Overview of Türkiye’s Economy
Türkiye’s Central Bank of the Republic (CBRT) has lowered its benchmark one-week repo rate by 150 basis points to 38 percent. This decision was made due to better-than-expected November inflation data, which showed an annual inflation rate of 31.07 percent, a four-year low. The decrease in inflation was driven by falling food prices and stabilizing demand.
Factors Contributing to the Decrease in Inflation
The CBRT’s decision to lower the benchmark rate was also influenced by the country’s quarterly GDP growth, which exceeded expectations at 3.7 percent. The construction sector was a major contributor to this growth, while the agriculture sector lagged behind. Leading indicators suggest that demand conditions will continue to support disinflation in the fourth quarter.
Monetary Policy Committee’s Decision
The Monetary Policy Committee reduced the policy rate from 39.5 percent to 38 percent, which was in line with expectations from economists. The committee also lowered the overnight lending rate from 42.5 percent to 41 percent and the borrowing rate from 38 percent to 36.5 percent. The CBRT emphasized that the quarterly GDP growth exceeded projections, driven by the construction sector, and that leading indicators signal supportive demand conditions for disinflation.
Impact of the Decision on Inflation
The November consumer inflation rate fell below forecasts due to a surprise decrease in food prices, with a monthly rise of just 0.87 percent. This marks the lowest level since late 2021, reflecting the impact of tighter policy on demand, exchange rates, and expectations. The CBRT projects that end-2025 inflation will be between 31-33 percent, up from prior estimates due to food pressures. However, the bank expects inflation to decrease to 13-19 percent by the end of 2026, towards a 16 percent interim target.

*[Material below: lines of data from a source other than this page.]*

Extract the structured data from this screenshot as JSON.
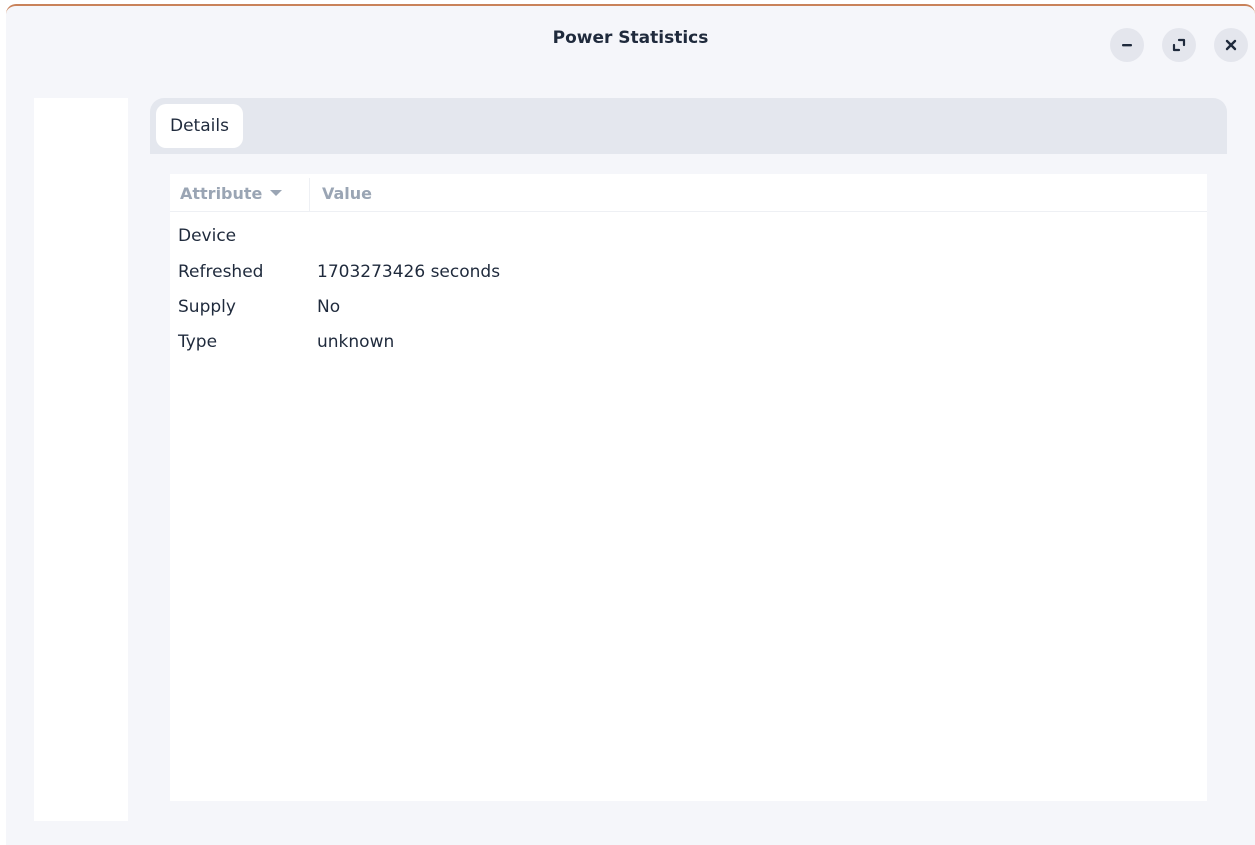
{
  "window": {
    "title": "Power Statistics",
    "controls": {
      "minimize_icon": "minimize-icon",
      "maximize_icon": "maximize-icon",
      "close_icon": "close-icon"
    }
  },
  "tabs": [
    {
      "label": "Details",
      "selected": true
    }
  ],
  "details_table": {
    "columns": {
      "attribute": "Attribute",
      "value": "Value"
    },
    "sort_icon": "chevron-down-icon",
    "rows": [
      {
        "attribute": "Device",
        "value": ""
      },
      {
        "attribute": "Refreshed",
        "value": "1703273426 seconds"
      },
      {
        "attribute": "Supply",
        "value": "No"
      },
      {
        "attribute": "Type",
        "value": "unknown"
      }
    ]
  },
  "colors": {
    "window_bg": "#f5f6fa",
    "accent_border": "#c9825a",
    "tabbar_bg": "#e4e7ee",
    "text": "#1f2a3c",
    "header_text": "#9aa5b4"
  }
}
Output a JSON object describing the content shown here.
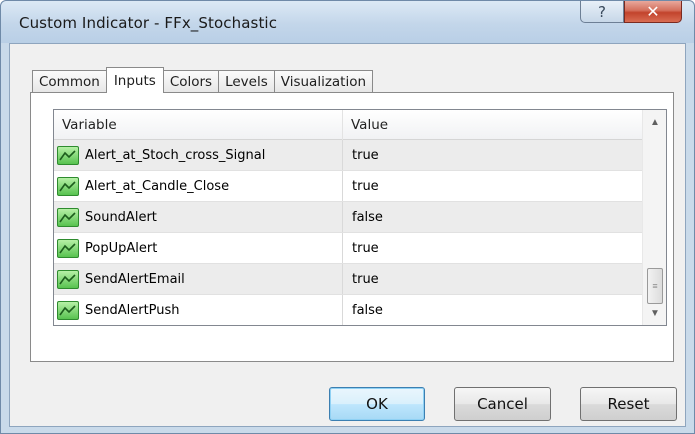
{
  "window": {
    "title": "Custom Indicator - FFx_Stochastic",
    "help_glyph": "?",
    "close_glyph": "✕"
  },
  "tabs": [
    {
      "label": "Common",
      "active": false
    },
    {
      "label": "Inputs",
      "active": true
    },
    {
      "label": "Colors",
      "active": false
    },
    {
      "label": "Levels",
      "active": false
    },
    {
      "label": "Visualization",
      "active": false
    }
  ],
  "grid": {
    "columns": {
      "variable": "Variable",
      "value": "Value"
    },
    "rows": [
      {
        "variable": "Alert_at_Stoch_cross_Signal",
        "value": "true",
        "icon": "indicator-param-icon"
      },
      {
        "variable": "Alert_at_Candle_Close",
        "value": "true",
        "icon": "indicator-param-icon"
      },
      {
        "variable": "SoundAlert",
        "value": "false",
        "icon": "indicator-param-icon"
      },
      {
        "variable": "PopUpAlert",
        "value": "true",
        "icon": "indicator-param-icon"
      },
      {
        "variable": "SendAlertEmail",
        "value": "true",
        "icon": "indicator-param-icon"
      },
      {
        "variable": "SendAlertPush",
        "value": "false",
        "icon": "indicator-param-icon"
      }
    ]
  },
  "buttons": {
    "ok": "OK",
    "cancel": "Cancel",
    "reset": "Reset"
  },
  "colors": {
    "titlebar": "#c3d6ea",
    "close_button": "#c2432c",
    "icon_green": "#58c250",
    "alt_row": "#ececec"
  }
}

Upcoming Wage Discussions and Their Potential Impact
The CBRT’s decision to lower the benchmark rate follows a series of aggressive hikes earlier in the year to tame soaring inflation. The easing of the rate is expected to continue, with further cuts projected to 28 percent by the end of 2026. Upcoming minimum wage talks, starting on December 12, could influence inflation via labor costs. A stronger lira and tempered demand underpin the CBRT’s strategy, and financial markets are likely to welcome the predictable cut, reinforcing the bank’s credibility.
Conclusion
In conclusion, the CBRT’s decision to lower the benchmark rate is a positive step towards supporting growth and controlling inflation. The decrease in inflation and the quarterly GDP growth exceeding expectations are indicative of a positive trend in Türkiye’s economy. However, the bank must remain vigilant and continue to monitor inflation trends, as food volatility and global factors could impact the economy. With the upcoming minimum wage talks and the continued easing of the benchmark rate, the CBRT is fostering conditions for medium-term stability and a 5 percent inflation target.